The close and regular contact with tutors & staff, and their total dedication to the students was extraordinary. The tutors are all, without doubt, the very best in their fields, and were always more than willing to share their experience and expertise. The very informal atmosphere at the art school encouraged me to feel free to approach my tutors with any question or ideas I thought they might be able to help with.
It was a challenge for me to finance the course myself, but the amazingly friendly staff at C& G couldn’t do enough to help. I was very fortunate, with their help, to receive bursary support from a few organizations through the art school, and I continue to have contact with some of my benefactors. Without that support, I would have struggled to complete the course undistracted by financial concerns. I will never forget their generosity
I still keep in touch with many of the tutors at C&G. I sometimes still hear their voices when I am working on one carving or another, and now that I am teaching stone carving myself, I understand even more just how generous they were with their time and attention. There is no other resource as valuable as that.

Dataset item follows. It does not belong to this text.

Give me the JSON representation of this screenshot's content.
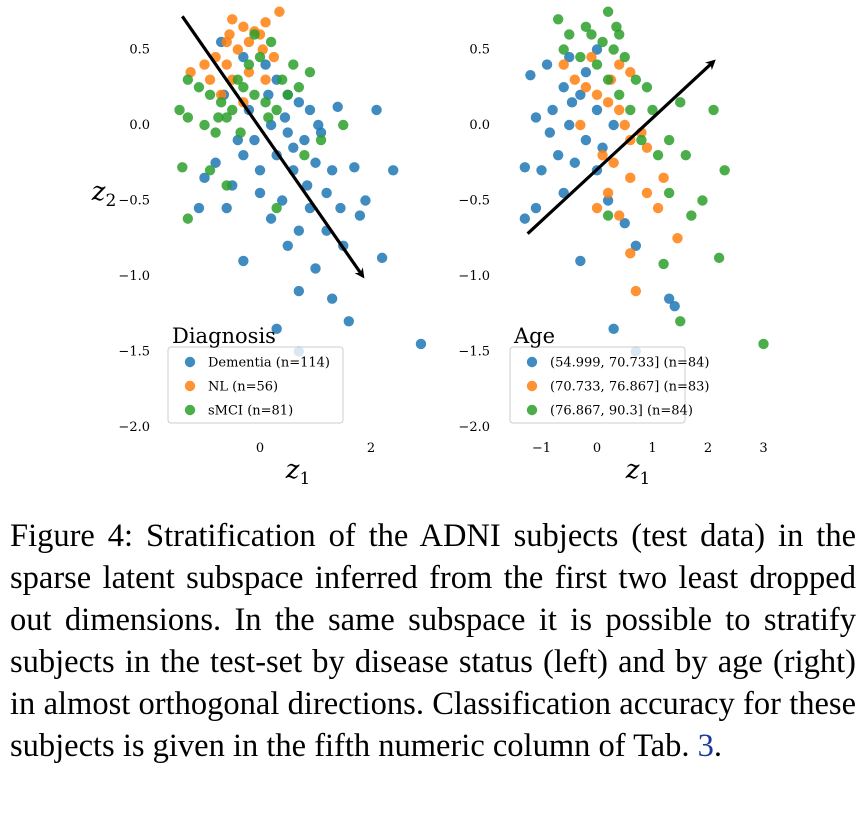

What projects were you involved in at the art school?
As a postgraduate student, I had the freedom to explore subjects of particular interest to me. It was a time to explore different approaches to stone carving and gain confidence and understand the value of drawing and modeling as essential supporting tools for exploring and understanding a form before committing it to stone. But my main interest was in letter carving, and I was especially excited by a special opportunity, set up by our letter carving tutor, Tom Young, to work with a variety of the country’s most celebrated letter carvers, who would run optional two-week projects. Those projects gave a real boost to my letter carving and the fact that they were short projects meant that we had to be more spontaneous in our approach, allowing for new and surprising possibilities.
What are you up to now?
In addition to working on various lettercarving and other commissions, and teaching an evening stone carving class, I’m taking time to develop my ideas for a series of work that was very much inspired by projects I was involved in at the art school. Though my primary interest now is in letter carving, it was during my time at the City &Guilds Art School that I discovered a strong desire to explore the intricacies and forms that various fabrics describe, and this series of work is a deeper exploration of that discovery.
IMAGES
1 & 2) Thin Air, Portland limestone, 2016, and Salt, Caithness slate, 2016, both part of a series of commemorative work entitled Never Lost.
3) Drapery Study, Ancaster limestone, 2014
4) Portals Prototype, naturally riven Welsh slate, exhibited at the Sir Harold Hillier Gardens, Hampshire in 2014.
Bobbie Fennick received bursary support from NADFAS and won the Lettercarving Prize and the Taylor Pearce Drawing Prize.